LA TOLFA, Gruppo di
Gruppo di vasi etruschi a figure nere che presentano caratteri stilistici simili. È chiamato così dalla Tolfa (vicino a Civitavecchia) luogo di provenienza dell'anfora del museo di Karlsruhe, pubblicata dallo Schumacher nel 1889.
Il Pottier aggiunse a questa altre 5 anfore del Louvre con la denominazione, ormai superata, di Gruppo Ionico Etrusco. Il Dohrn ha riconosciuto che erano etrusche e ha completato la serie riunendo una ventina di vasi, tutti (eccetto il dèinos di Villa Giulia) anfore di tipo B a piede convesso, per lo più con un anello plastico alla base del collo, di solito ornato con fiori di loto e palmette a catena o incrociati, mentre la decorazione principale sulla spalla è iscritta in una metopa.

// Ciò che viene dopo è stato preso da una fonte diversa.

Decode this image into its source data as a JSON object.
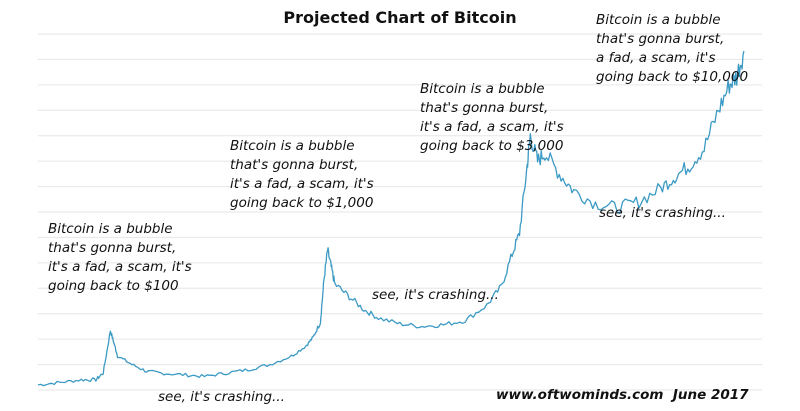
{
  "chart_data": {
    "type": "line",
    "title": "Projected Chart of Bitcoin",
    "xlabel": "",
    "ylabel": "",
    "grid": true,
    "series": [
      {
        "values": [
          [
            0,
            6
          ],
          [
            0.03,
            9
          ],
          [
            0.06,
            12
          ],
          [
            0.08,
            12
          ],
          [
            0.09,
            20
          ],
          [
            0.1,
            70
          ],
          [
            0.105,
            55
          ],
          [
            0.11,
            40
          ],
          [
            0.13,
            30
          ],
          [
            0.15,
            22
          ],
          [
            0.17,
            20
          ],
          [
            0.2,
            18
          ],
          [
            0.23,
            16
          ],
          [
            0.26,
            20
          ],
          [
            0.29,
            24
          ],
          [
            0.32,
            30
          ],
          [
            0.35,
            40
          ],
          [
            0.37,
            52
          ],
          [
            0.38,
            62
          ],
          [
            0.39,
            80
          ],
          [
            0.395,
            130
          ],
          [
            0.4,
            165
          ],
          [
            0.405,
            145
          ],
          [
            0.41,
            125
          ],
          [
            0.43,
            110
          ],
          [
            0.45,
            95
          ],
          [
            0.47,
            85
          ],
          [
            0.5,
            78
          ],
          [
            0.53,
            75
          ],
          [
            0.56,
            77
          ],
          [
            0.59,
            82
          ],
          [
            0.62,
            100
          ],
          [
            0.64,
            122
          ],
          [
            0.655,
            160
          ],
          [
            0.665,
            185
          ],
          [
            0.675,
            260
          ],
          [
            0.68,
            300
          ],
          [
            0.69,
            270
          ],
          [
            0.7,
            280
          ],
          [
            0.72,
            255
          ],
          [
            0.74,
            235
          ],
          [
            0.77,
            220
          ],
          [
            0.8,
            215
          ],
          [
            0.83,
            222
          ],
          [
            0.86,
            238
          ],
          [
            0.88,
            252
          ],
          [
            0.9,
            265
          ],
          [
            0.92,
            285
          ],
          [
            0.94,
            330
          ],
          [
            0.955,
            360
          ],
          [
            0.965,
            370
          ],
          [
            0.975,
            400
          ]
        ]
      }
    ],
    "annotations": [
      {
        "text": "Bitcoin is a bubble\nthat's gonna burst,\nit's a fad, a scam, it's\ngoing back to $100"
      },
      {
        "text": "Bitcoin is a bubble\nthat's gonna burst,\nit's a fad, a scam, it's\ngoing back to $1,000"
      },
      {
        "text": "Bitcoin is a bubble\nthat's gonna burst,\nit's a fad, a scam, it's\ngoing back to $3,000"
      },
      {
        "text": "Bitcoin is a bubble\nthat's gonna burst,\na fad, a scam, it's\ngoing back to $10,000"
      }
    ],
    "crash_labels": [
      "see, it's crashing...",
      "see, it's crashing...",
      "see, it's crashing..."
    ],
    "credit": "www.oftwominds.com  June 2017",
    "line_color": "#3b9ac4",
    "grid_color": "#e6e6e6"
  }
}
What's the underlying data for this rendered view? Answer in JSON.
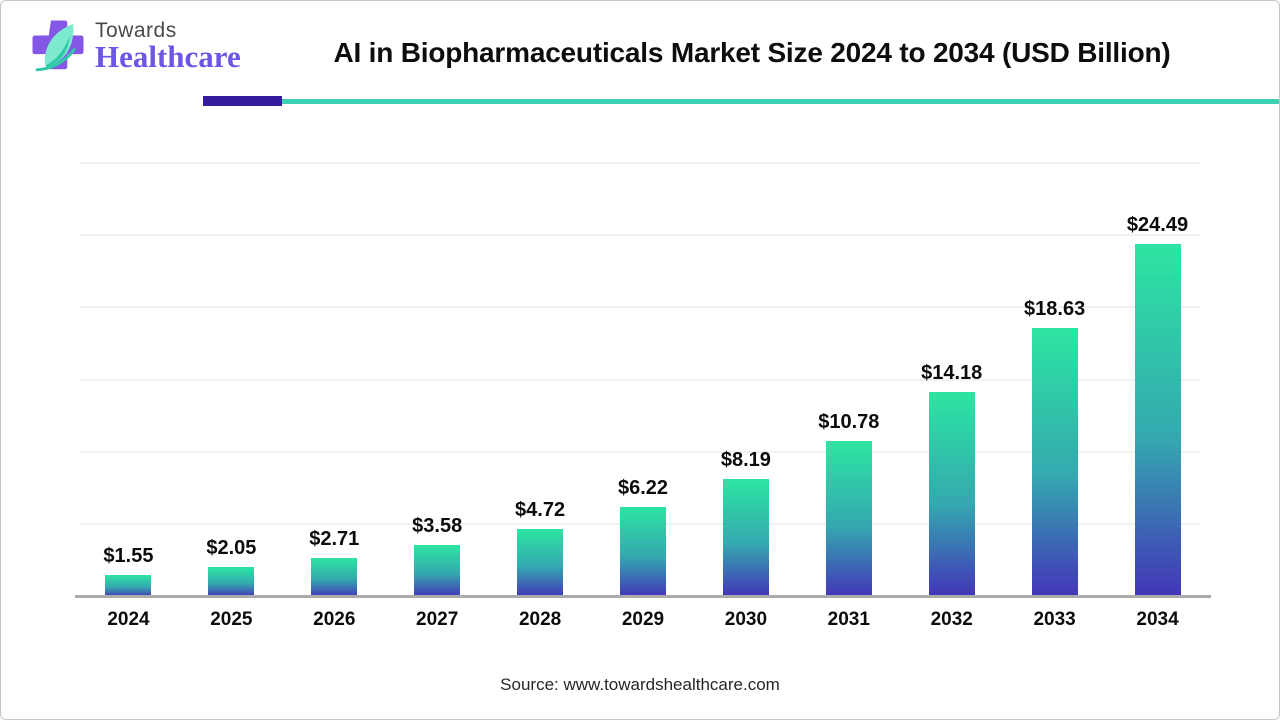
{
  "page": {
    "logo": {
      "line1": "Towards",
      "line2": "Healthcare"
    },
    "title": "AI in Biopharmaceuticals Market Size 2024 to 2034 (USD Billion)",
    "source": "Source: www.towardshealthcare.com",
    "colors": {
      "bar-top": "#2de5a2",
      "bar-mid": "#34a8af",
      "bar-bottom": "#4334b8",
      "accent-purple": "#341b9e",
      "accent-teal": "#3ed0b2",
      "logo-purple": "#8457e6",
      "logo-text-purple": "#6f55e6",
      "leaf-light": "#7de9cf",
      "leaf-dark": "#2ec9a7",
      "axis-line": "#ababab",
      "gridline": "#f1f1f1"
    }
  },
  "chart_data": {
    "type": "bar",
    "title": "AI in Biopharmaceuticals Market Size 2024 to 2034 (USD Billion)",
    "categories": [
      "2024",
      "2025",
      "2026",
      "2027",
      "2028",
      "2029",
      "2030",
      "2031",
      "2032",
      "2033",
      "2034"
    ],
    "values": [
      1.55,
      2.05,
      2.71,
      3.58,
      4.72,
      6.22,
      8.19,
      10.78,
      14.18,
      18.63,
      24.49
    ],
    "labels": [
      "$1.55",
      "$2.05",
      "$2.71",
      "$3.58",
      "$4.72",
      "$6.22",
      "$8.19",
      "$10.78",
      "$14.18",
      "$18.63",
      "$24.49"
    ],
    "xlabel": "",
    "ylabel": "",
    "ylim": [
      0,
      30
    ],
    "gridlines": [
      5,
      10,
      15,
      20,
      25,
      30
    ],
    "grid": true,
    "legend": false,
    "value_prefix": "$"
  }
}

I vasi, di cui ci è nota la provenienza, appartengono all'Etruria centrale. All'Etruria ci riportano la tecnica molto inferiore a quella greca, alcuni temi decorativi ed il costume.
Sono tipicamente etruschi i cavalieri sugli ippocampi, che in Grecia non si trovano isolati, ma solo al seguito di divinità come Posidone o le Nereidi, gli alti stivali indossati dalle figure, la lepre tenuta per le zampe posteriori, anziché per le anteriori come in Grecia.
Il repertorio è poco variato; spesso le due parti del vaso hanno figure uguali, come l'anfora E 731 del Louvre; inoltre ci sono vasi che si corrispondono quasi perfettamente. I contorni delle figure sono graffiti a volte anche con particolare accuratezza ed eleganza, come nel tritone di Villa Giulia o nel cinghiale del British Museum; gli occhi maschili sono a mandorla, come quelli femminili.
Il Beazley, recentemente, ha tolto al gruppo due vasi del Metropolitan Museum di New York provenienti da Capua, che la Richter assegnava al gruppo di L. T. e ha diviso questo in due classi. La prima, più numerosa e più decorativa, comprende le anfore più belle, in cui domina la linea curva che dà robustezza e corporeità alla figura. La seconda comprende un gruppo di vasi in cui domina la figura umana, che si stende nel campo sottile ed allungata, con la veste che cade fra le gambe in un fascio di pieghe scannellate.
La divisione del Beazley tien conto dell'esigenza di distinguere in seno al gruppo stesso sottogruppi di diverso carattere stilistico, però non sembra definitiva. Le due classi infatti, se hanno qualche differenza, hanno pure notevoli punti di contatto, come testimonia il dèinos di Villa Giulia, che si può considerare un anello intermedio fra le due classi.
Se confrontiamo questi vasi con quelli detti della Foglia d'Edera notiamo come all'influsso attico si aggiunga un influsso ionico, evidente nei profili obliqui dei volti, che ritroviamo in molte opere etrusche (vasi, pitture tombali, avorî) del periodo 530-500 a. C. Tale caratteristica avvicina inoltre i nostri vasi alle idrie ceretane, a cui ci riporta anche il fregio di palmette e fior di loto.
Ciò c'invita ad abbassare di un poco la datazione proposta dal Dohrn, che considera il Pittore di La Tolfa contemporaneo a quello delle Foglie d'Edera, anche se la sua attività può avere continuato più oltre. La data iniziale potrebbe essere oltre la metà del secolo (dopo il 540 a. C.) e quella finale tra il 520-510 a. C. in quanto le pieghe scannellate delle figure del secondo gruppo sono più evolute di quelle, assai simili, del Tesoro dei Sifnî (525).
Inoltre identiche pieghe scanalate si ritrovano nel vaso pontico della Bibliothèque Nationale di Parigi, attribuito al Pittore di Tityos, di uguale data. I genî alati o senza ali si ritrovano pure tra i soggetti dei vasi del Pittore di Tityos, con i medesimi corpi sottili ed allungati, per cui sembrerebbe quasi che vi fossero stati dei contatti. Si nota che l'anfora di Ginevra è stata rigraffita in età moderna e che le anfore di Firenze sono tre e non due come nella lista del Dohrn; due hanno un ippocampo e un cavaliere e una un giovane del tipo di quello dell'anfora di Karlsruhe.
Bibl.: T. Dohrn, Schwarzfigurige Etruskische Vasen, Colonia 1935, pp. 23-33, 144-145; J. D. Beazley, Etruscan Vase-Painting, Oxford 1947, p. 11.